Alternatively, you can also calculate the periodic pension cost for EOC #9 as:
Periodic pension cost = current service cost + past service cost + interest cost + actuarial losses - actuarial gain - actual return on plan assets Periodic pension cost = 200 + 120 + (42,000 * 0.07) + 460 - 2,700 = 1,020
If you are still having trouble, then i will highly recommend you to purchase the Elan Guides’ reading on Pensions. I swear i’d not have understood this reading if i haven’t read from Elan.
PBO includes the actuarial gains and losses right? But under IFRS, it is the component of remeasurement and it is taken directly into OCI and is never subsequently amortized into P&L. Then, how can you say that pension expense explains the change in funded status? Makes no sense to me!
Eesh…yeah for those that said intercorporate questions are trickier…I have to agree. Time to take a lunch break and spend the afternoon/evening on intercorporate again. The CFAI EOC’s are tricky.
Folks, the 2012 Schweser books (I dont know 2013 has, thats why I am saying this) had couple of wonderful problems which clarified Intercorporate Investments very well for me. Also analystnotes.com questions a few of them were just too good for pensions.
The key to remember a formulae is to keep solving problems. So keep doing them every week in the last couple of months and you should be great. And pensions is sure shot itemset in L2 anyway, so why take a chance. Well worth the effort!
Note: IMHO even though pensions are considered tough, they are the easiest to score off - believe me… I dont deny its extremely tough to learn, but very easy to score off (unlike intercorporate investments)… They can ask you the following points:
a) net funded status (under IFRS, GAAP)
b) how to calculate funded status in ifrs from GAAP,
c) Effect of actuarial assumptions on Funded status
d) Pension Expense and whats economic pension expense…
Thats about it actually?
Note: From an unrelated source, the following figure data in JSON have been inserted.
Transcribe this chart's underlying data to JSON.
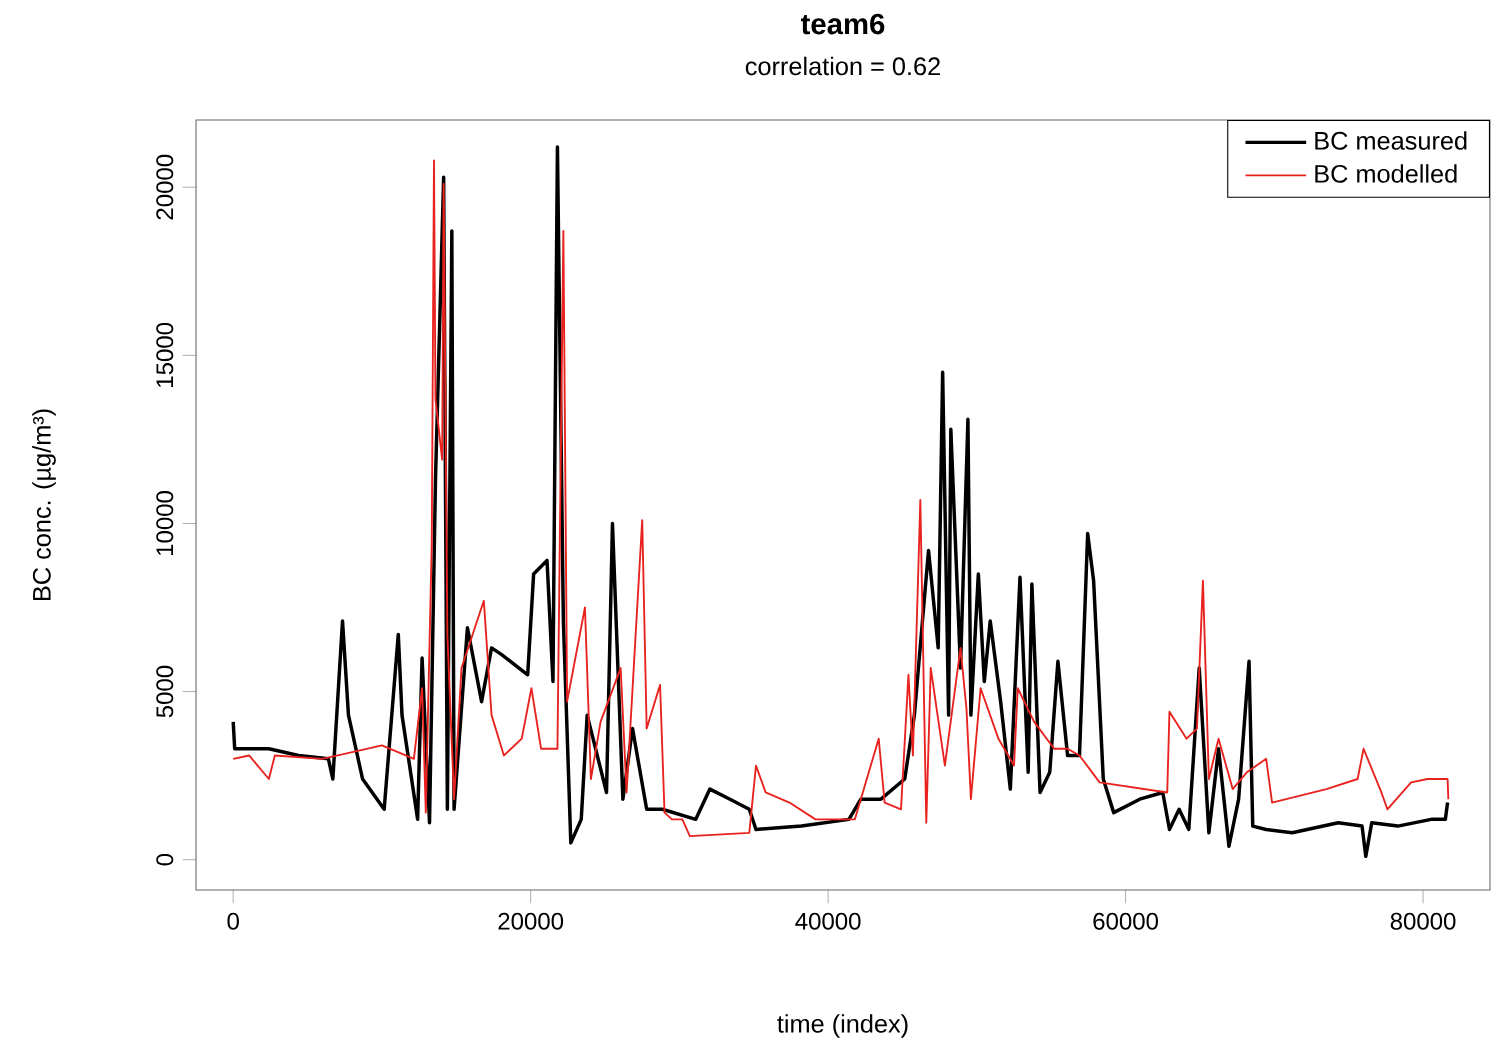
{
  "chart_data": {
    "type": "line",
    "title": "team6",
    "subtitle": "correlation = 0.62",
    "xlabel": "time (index)",
    "ylabel": "BC conc. (µg/m³)",
    "xlim": [
      -2500,
      84500
    ],
    "ylim": [
      -900,
      22000
    ],
    "xticks": [
      0,
      20000,
      40000,
      60000,
      80000
    ],
    "yticks": [
      0,
      5000,
      10000,
      15000,
      20000
    ],
    "legend": "top right",
    "grid": false,
    "series": [
      {
        "name": "BC measured",
        "color": "#000000",
        "x": [
          0,
          100,
          2400,
          4400,
          6400,
          6700,
          7350,
          7750,
          8700,
          10150,
          11100,
          11350,
          12400,
          12700,
          13200,
          13600,
          14150,
          14400,
          14700,
          14850,
          15750,
          16700,
          17370,
          18050,
          19800,
          20200,
          21100,
          21500,
          21800,
          22200,
          22700,
          23400,
          23800,
          25100,
          25500,
          26200,
          26850,
          27800,
          28850,
          31100,
          32050,
          33400,
          34700,
          35150,
          38200,
          41400,
          42200,
          43550,
          45150,
          45800,
          46750,
          47400,
          47700,
          48100,
          48250,
          48900,
          49400,
          49600,
          50100,
          50500,
          50900,
          51600,
          52250,
          52900,
          53450,
          53700,
          54250,
          54900,
          55450,
          56100,
          56900,
          57450,
          57850,
          58500,
          59200,
          60950,
          62500,
          62950,
          63600,
          64250,
          64950,
          65600,
          66250,
          66950,
          67600,
          68300,
          68550,
          69450,
          71200,
          74300,
          75900,
          76150,
          76550,
          78300,
          80550,
          81500,
          81650
        ],
        "values": [
          4100,
          3300,
          3300,
          3100,
          3000,
          2400,
          7100,
          4300,
          2400,
          1500,
          6700,
          4300,
          1200,
          6000,
          1100,
          11300,
          20300,
          1500,
          18700,
          1500,
          6900,
          4700,
          6300,
          6100,
          5500,
          8500,
          8900,
          5300,
          21200,
          7100,
          500,
          1200,
          4300,
          2000,
          10000,
          1800,
          3900,
          1500,
          1500,
          1200,
          2100,
          1800,
          1500,
          900,
          1000,
          1200,
          1800,
          1800,
          2400,
          4300,
          9200,
          6300,
          14500,
          4300,
          12800,
          5700,
          13100,
          4300,
          8500,
          5300,
          7100,
          4700,
          2100,
          8400,
          2600,
          8200,
          2000,
          2600,
          5900,
          3100,
          3100,
          9700,
          8300,
          2400,
          1400,
          1800,
          2000,
          900,
          1500,
          900,
          5700,
          800,
          3300,
          400,
          1800,
          5900,
          1000,
          900,
          800,
          1100,
          1000,
          100,
          1100,
          1000,
          1200,
          1200,
          1700
        ]
      },
      {
        "name": "BC modelled",
        "color": "#e8231f",
        "x": [
          0,
          1070,
          2400,
          2800,
          6000,
          10000,
          12150,
          12700,
          12950,
          13350,
          13500,
          13600,
          14050,
          14150,
          14400,
          14850,
          15350,
          16850,
          17370,
          18200,
          19400,
          20050,
          20700,
          21800,
          22200,
          22450,
          23650,
          24050,
          24700,
          26050,
          26450,
          27500,
          27800,
          28700,
          29000,
          29500,
          30200,
          30700,
          34700,
          35150,
          35800,
          37400,
          39150,
          41800,
          43400,
          43800,
          44900,
          45400,
          45700,
          46200,
          46600,
          46900,
          47850,
          48900,
          49300,
          49600,
          50250,
          51450,
          52500,
          52750,
          53850,
          55200,
          56100,
          56900,
          58250,
          62800,
          62950,
          64100,
          64800,
          65200,
          65600,
          66250,
          67200,
          68150,
          69450,
          69850,
          73500,
          75600,
          76000,
          77200,
          77600,
          79200,
          80300,
          81650,
          81700
        ],
        "values": [
          3000,
          3100,
          2400,
          3100,
          3000,
          3400,
          3000,
          5100,
          1400,
          9400,
          20800,
          13700,
          11900,
          20100,
          6700,
          1800,
          5700,
          7700,
          4300,
          3100,
          3600,
          5100,
          3300,
          3300,
          18700,
          4700,
          7500,
          2400,
          4100,
          5700,
          2000,
          10100,
          3900,
          5200,
          1400,
          1200,
          1200,
          700,
          800,
          2800,
          2000,
          1700,
          1200,
          1200,
          3600,
          1700,
          1500,
          5500,
          3100,
          10700,
          1100,
          5700,
          2800,
          6300,
          4500,
          1800,
          5100,
          3600,
          2800,
          5100,
          4100,
          3300,
          3300,
          3100,
          2300,
          2000,
          4400,
          3600,
          3900,
          8300,
          2400,
          3600,
          2100,
          2600,
          3000,
          1700,
          2100,
          2400,
          3300,
          2000,
          1500,
          2300,
          2400,
          2400,
          1800
        ]
      }
    ]
  }
}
CFAI text has done a very poor job of explaining. I went for a class locally and the guy made presentations which were very good… Why? He explained GAAP first, then applied a delta for IFRS - so eveyrthing was very clear. If you could prepare this way, it could be really helpful.
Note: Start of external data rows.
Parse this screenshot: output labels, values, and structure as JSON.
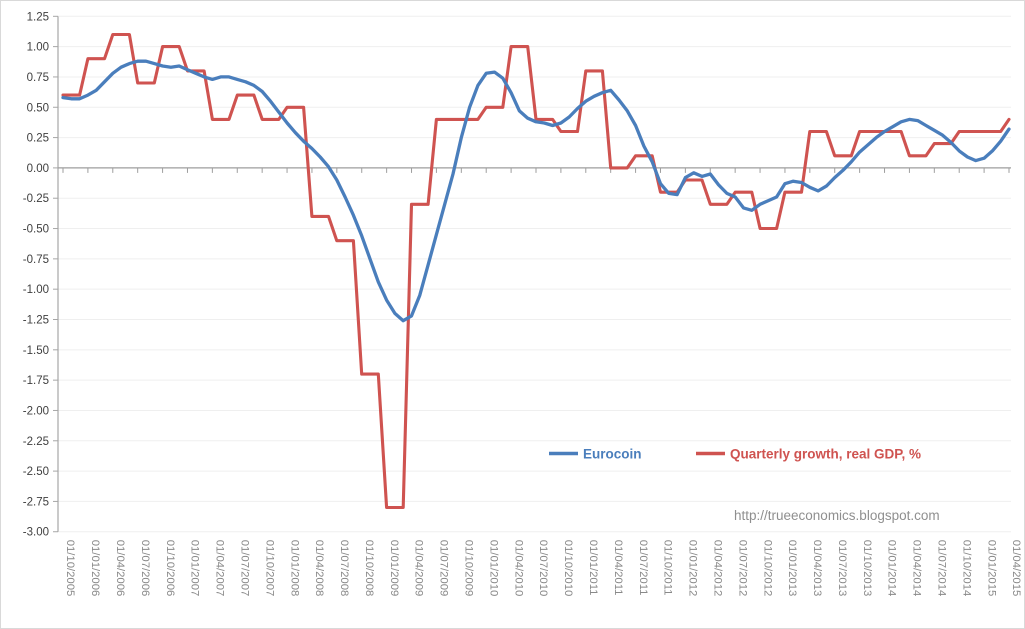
{
  "watermark": "http://trueeconomics.blogspot.com",
  "colors": {
    "eurocoin": "#4a7ebc",
    "gdp": "#cf5350",
    "grid": "#efefef",
    "axis": "#a6a6a6",
    "zero_line": "#9e9e9e",
    "x_label": "#898989",
    "y_label": "#3f3f3f",
    "watermark": "#8f8f8f",
    "frame_border": "#d9d9d9"
  },
  "legend": {
    "items": [
      {
        "label": "Eurocoin",
        "color_key": "eurocoin"
      },
      {
        "label": "Quarterly growth, real GDP, %",
        "color_key": "gdp"
      }
    ]
  },
  "chart_data": {
    "type": "line",
    "title": "",
    "xlabel": "",
    "ylabel": "",
    "grid": "horizontal",
    "legend_position": "inside-bottom-center",
    "ylim": [
      -3.0,
      1.25
    ],
    "y_tick_step": 0.25,
    "y_tick_labels": [
      "1.25",
      "1.00",
      "0.75",
      "0.50",
      "0.25",
      "0.00",
      "-0.25",
      "-0.50",
      "-0.75",
      "-1.00",
      "-1.25",
      "-1.50",
      "-1.75",
      "-2.00",
      "-2.25",
      "-2.50",
      "-2.75",
      "-3.00"
    ],
    "x_tick_labels": [
      "01/10/2005",
      "01/01/2006",
      "01/04/2006",
      "01/07/2006",
      "01/10/2006",
      "01/01/2007",
      "01/04/2007",
      "01/07/2007",
      "01/10/2007",
      "01/01/2008",
      "01/04/2008",
      "01/07/2008",
      "01/10/2008",
      "01/01/2009",
      "01/04/2009",
      "01/07/2009",
      "01/10/2009",
      "01/01/2010",
      "01/04/2010",
      "01/07/2010",
      "01/10/2010",
      "01/01/2011",
      "01/04/2011",
      "01/07/2011",
      "01/10/2011",
      "01/01/2012",
      "01/04/2012",
      "01/07/2012",
      "01/10/2012",
      "01/01/2013",
      "01/04/2013",
      "01/07/2013",
      "01/10/2013",
      "01/01/2014",
      "01/04/2014",
      "01/07/2014",
      "01/10/2014",
      "01/01/2015",
      "01/04/2015"
    ],
    "series": [
      {
        "name": "Eurocoin",
        "frequency": "monthly",
        "color_key": "eurocoin",
        "values": [
          0.58,
          0.57,
          0.57,
          0.6,
          0.64,
          0.71,
          0.78,
          0.83,
          0.86,
          0.88,
          0.88,
          0.86,
          0.84,
          0.83,
          0.84,
          0.81,
          0.78,
          0.75,
          0.73,
          0.75,
          0.75,
          0.73,
          0.71,
          0.68,
          0.63,
          0.55,
          0.46,
          0.37,
          0.29,
          0.22,
          0.16,
          0.09,
          0.01,
          -0.1,
          -0.24,
          -0.39,
          -0.56,
          -0.75,
          -0.94,
          -1.09,
          -1.2,
          -1.26,
          -1.22,
          -1.05,
          -0.8,
          -0.55,
          -0.3,
          -0.05,
          0.25,
          0.5,
          0.68,
          0.78,
          0.79,
          0.74,
          0.62,
          0.47,
          0.41,
          0.38,
          0.37,
          0.35,
          0.37,
          0.42,
          0.49,
          0.55,
          0.59,
          0.62,
          0.64,
          0.56,
          0.47,
          0.35,
          0.18,
          0.05,
          -0.13,
          -0.21,
          -0.22,
          -0.08,
          -0.04,
          -0.07,
          -0.05,
          -0.14,
          -0.21,
          -0.24,
          -0.33,
          -0.35,
          -0.3,
          -0.27,
          -0.24,
          -0.13,
          -0.11,
          -0.12,
          -0.16,
          -0.19,
          -0.15,
          -0.08,
          -0.02,
          0.05,
          0.13,
          0.19,
          0.25,
          0.3,
          0.34,
          0.38,
          0.4,
          0.39,
          0.35,
          0.31,
          0.27,
          0.21,
          0.14,
          0.09,
          0.06,
          0.08,
          0.14,
          0.22,
          0.32
        ]
      },
      {
        "name": "Quarterly growth, real GDP, %",
        "frequency": "quarterly",
        "color_key": "gdp",
        "values": [
          0.6,
          0.9,
          1.1,
          0.7,
          1.0,
          0.8,
          0.4,
          0.6,
          0.4,
          0.5,
          -0.4,
          -0.6,
          -1.7,
          -2.8,
          -0.3,
          0.4,
          0.4,
          0.5,
          1.0,
          0.4,
          0.3,
          0.8,
          0.0,
          0.1,
          -0.2,
          -0.1,
          -0.3,
          -0.2,
          -0.5,
          -0.2,
          0.3,
          0.1,
          0.3,
          0.3,
          0.1,
          0.2,
          0.3,
          0.3,
          0.4
        ]
      }
    ]
  }
}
I had the same hard time as you after reading pension from Schweser. I did quite good on the Schweser EOC, but when i went to the CFAI EOC, it was impossible.
i have then read the chapter in the CFAI textbook, which has helped me a lot. Along with the deeper explanations, it has some little term names variations which comes more familiar.
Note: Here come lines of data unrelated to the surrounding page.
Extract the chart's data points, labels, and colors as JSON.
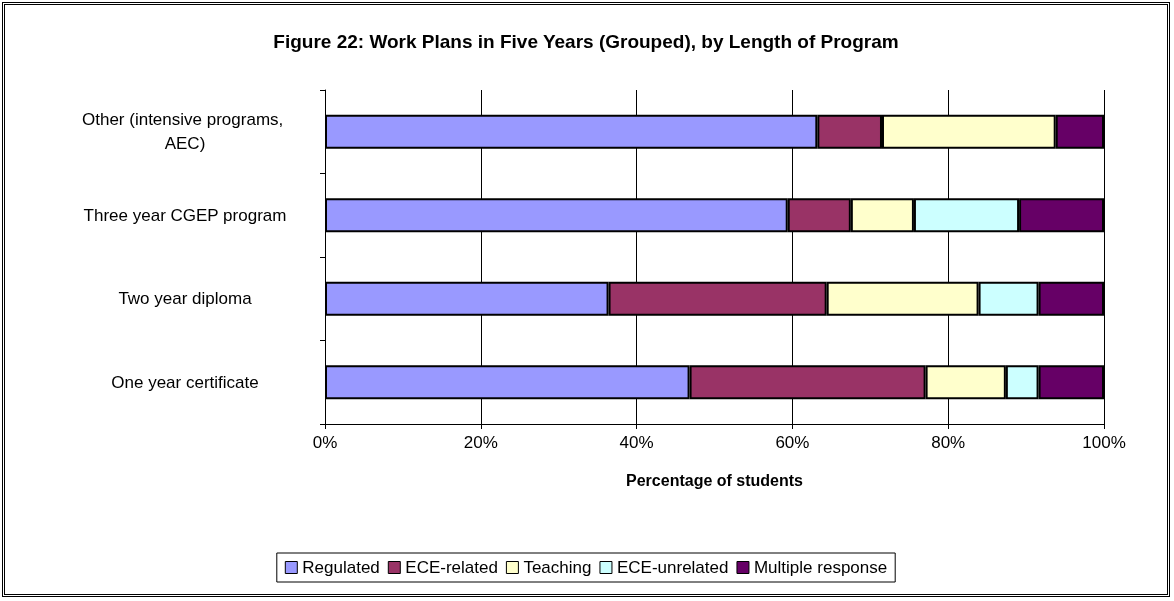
{
  "chart_data": {
    "type": "bar",
    "orientation": "horizontal",
    "stacked": true,
    "title": "Figure 22: Work Plans in Five Years (Grouped), by Length of Program",
    "xlabel": "Percentage of students",
    "categories": [
      "Other (intensive programs, AEC)",
      "Three year CGEP program",
      "Two year diploma",
      "One year certificate"
    ],
    "series": [
      {
        "name": "Regulated",
        "color": "#9999ff",
        "values": [
          63.2,
          59.4,
          36.4,
          46.8
        ]
      },
      {
        "name": "ECE-related",
        "color": "#993366",
        "values": [
          8.3,
          8.1,
          28.0,
          30.3
        ]
      },
      {
        "name": "Teaching",
        "color": "#ffffcc",
        "values": [
          22.3,
          8.1,
          19.5,
          10.3
        ]
      },
      {
        "name": "ECE-unrelated",
        "color": "#ccffff",
        "values": [
          0,
          13.5,
          7.7,
          4.2
        ]
      },
      {
        "name": "Multiple response",
        "color": "#660066",
        "values": [
          6.2,
          10.9,
          8.4,
          8.4
        ]
      }
    ],
    "xlim": [
      0,
      100
    ],
    "xticks": [
      {
        "value": 0,
        "label": "0%"
      },
      {
        "value": 20,
        "label": "20%"
      },
      {
        "value": 40,
        "label": "40%"
      },
      {
        "value": 60,
        "label": "60%"
      },
      {
        "value": 80,
        "label": "80%"
      },
      {
        "value": 100,
        "label": "100%"
      }
    ],
    "grid": "x",
    "legend": "bottom"
  }
}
FYI - for level 1 i have studied only from CFAI, and now only schweser doing the EOCs from CFAI. And i think besides being extense, CFAI text is very good. But i am getting along well with Schweser too, the only topic that schweser seemed to fail is pension (i have only book5 left to cover).
I was just refering to their material in general as I have both of them. It’s upto you if you have enough time and stamina to sit through the 4 hours long pension video then by all means buy the video else go for their notes. Both are excellent!
Anyone looked at Q10 & 11 from the EOC of CFAI books?
According to Scwesser pg 108 (and most other online resources I have researched):
“The Return on Plan Assets has no effect on the PBO. However, the expected return on the assets reduces pensions expense” - in other words, we reduce pension expense in the I/S by the amount of the expected return on the plan assets for IFRS and GAAP
However, in the CFAI book pg 179 we are told that it is only under GAAP that the expected return on plan assets reduce the pension expense.
Can anyone please clear this up for me? I would, of course assume, thtat the CFAI way is correct but it seems at odds with all other resources which is causing me a bit of confusion.
Bit the bullet, and bought Elan intercorporate notes for additional help. Worked great. Now i am mulling over whether Elan does a equally good job covering Reading 23 [Evaluating Financial Reporting Quality(Accruals/Cash)].
Can anyone tell me if Elan does a good job covering it? Its $5 dollars I know, but I am broke (legal issues).